Venomous snakes have claimed countless lives, but one team of researchers from Rice University have managed to turn that venom into a life-saving gel. On Monday, the university announced that a nano fiber hydrogel infused with venom from pit vipers has been developed that quickly stops bleeding, something that could be used in situations ranging from emergencies to operating rooms.

The researchers used a hydrogel dubbed SB50, as well as a variety of venom produced by a pair of pit viper species. That venom is called batroxobin, and in this case, it was produced by genetically modified bacteria, and was then purified, ensuring other toxins didn't contaminate the substance.
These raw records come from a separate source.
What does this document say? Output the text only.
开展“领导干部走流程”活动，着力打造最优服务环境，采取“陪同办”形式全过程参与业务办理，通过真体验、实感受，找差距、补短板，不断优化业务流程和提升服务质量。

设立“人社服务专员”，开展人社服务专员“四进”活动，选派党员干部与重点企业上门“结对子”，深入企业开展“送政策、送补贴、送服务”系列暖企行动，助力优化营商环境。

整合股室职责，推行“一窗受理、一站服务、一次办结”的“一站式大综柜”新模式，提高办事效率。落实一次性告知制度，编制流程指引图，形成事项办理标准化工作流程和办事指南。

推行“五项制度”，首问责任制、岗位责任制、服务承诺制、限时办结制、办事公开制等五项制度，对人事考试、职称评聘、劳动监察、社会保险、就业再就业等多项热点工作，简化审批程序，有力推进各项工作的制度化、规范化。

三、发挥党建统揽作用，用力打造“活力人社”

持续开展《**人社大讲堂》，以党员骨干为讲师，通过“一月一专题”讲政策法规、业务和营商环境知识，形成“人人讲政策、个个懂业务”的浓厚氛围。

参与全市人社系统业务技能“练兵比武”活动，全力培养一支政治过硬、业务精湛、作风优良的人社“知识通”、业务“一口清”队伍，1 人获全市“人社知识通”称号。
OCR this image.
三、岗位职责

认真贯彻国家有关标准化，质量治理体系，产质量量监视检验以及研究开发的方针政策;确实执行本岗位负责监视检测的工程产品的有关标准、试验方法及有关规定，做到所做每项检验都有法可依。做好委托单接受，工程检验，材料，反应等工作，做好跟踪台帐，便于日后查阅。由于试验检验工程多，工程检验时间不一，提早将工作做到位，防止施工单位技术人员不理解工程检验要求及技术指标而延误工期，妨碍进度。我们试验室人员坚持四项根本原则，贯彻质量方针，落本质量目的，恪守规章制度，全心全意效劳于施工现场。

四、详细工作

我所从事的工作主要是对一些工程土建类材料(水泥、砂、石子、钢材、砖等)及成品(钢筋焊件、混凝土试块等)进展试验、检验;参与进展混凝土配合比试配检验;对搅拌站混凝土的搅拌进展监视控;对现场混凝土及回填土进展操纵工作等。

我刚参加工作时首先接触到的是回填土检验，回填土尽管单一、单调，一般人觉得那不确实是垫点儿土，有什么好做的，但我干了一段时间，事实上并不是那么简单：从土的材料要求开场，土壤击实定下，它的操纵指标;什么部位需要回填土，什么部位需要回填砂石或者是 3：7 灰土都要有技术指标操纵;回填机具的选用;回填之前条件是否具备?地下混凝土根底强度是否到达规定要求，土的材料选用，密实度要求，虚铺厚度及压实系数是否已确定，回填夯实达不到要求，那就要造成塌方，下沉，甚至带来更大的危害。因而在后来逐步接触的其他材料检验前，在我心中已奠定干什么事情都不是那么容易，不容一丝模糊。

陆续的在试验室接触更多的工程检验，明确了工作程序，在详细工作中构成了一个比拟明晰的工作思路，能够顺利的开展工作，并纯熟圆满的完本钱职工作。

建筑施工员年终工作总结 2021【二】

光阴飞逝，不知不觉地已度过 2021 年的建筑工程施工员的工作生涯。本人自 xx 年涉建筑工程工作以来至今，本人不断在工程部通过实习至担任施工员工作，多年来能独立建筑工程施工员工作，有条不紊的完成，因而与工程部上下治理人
When this is paired with the researcher's synthetic nano-fibers, the resulting substance can be injected into a wound, where it will turn into a gel.

That gel will conform itself to the shape of the wound, and stops the bleeding in a handful of seconds or less. The researchers' tests comparing it with other similar substances found their snake venom gel to be most effective. Though it would need to get an FDA stamp of approval for use in clinical settings, the gel could one day be a vital part of certain medical procedures.

Individuals who have to take coagulants, for example, are high-risk when it comes to surgery due to excessive bleeding. With this gel, the bleeding could be stopped almost instantly, allowing live-saving surgeries to take place. It could take several years before the substance made its way into medical settings, however.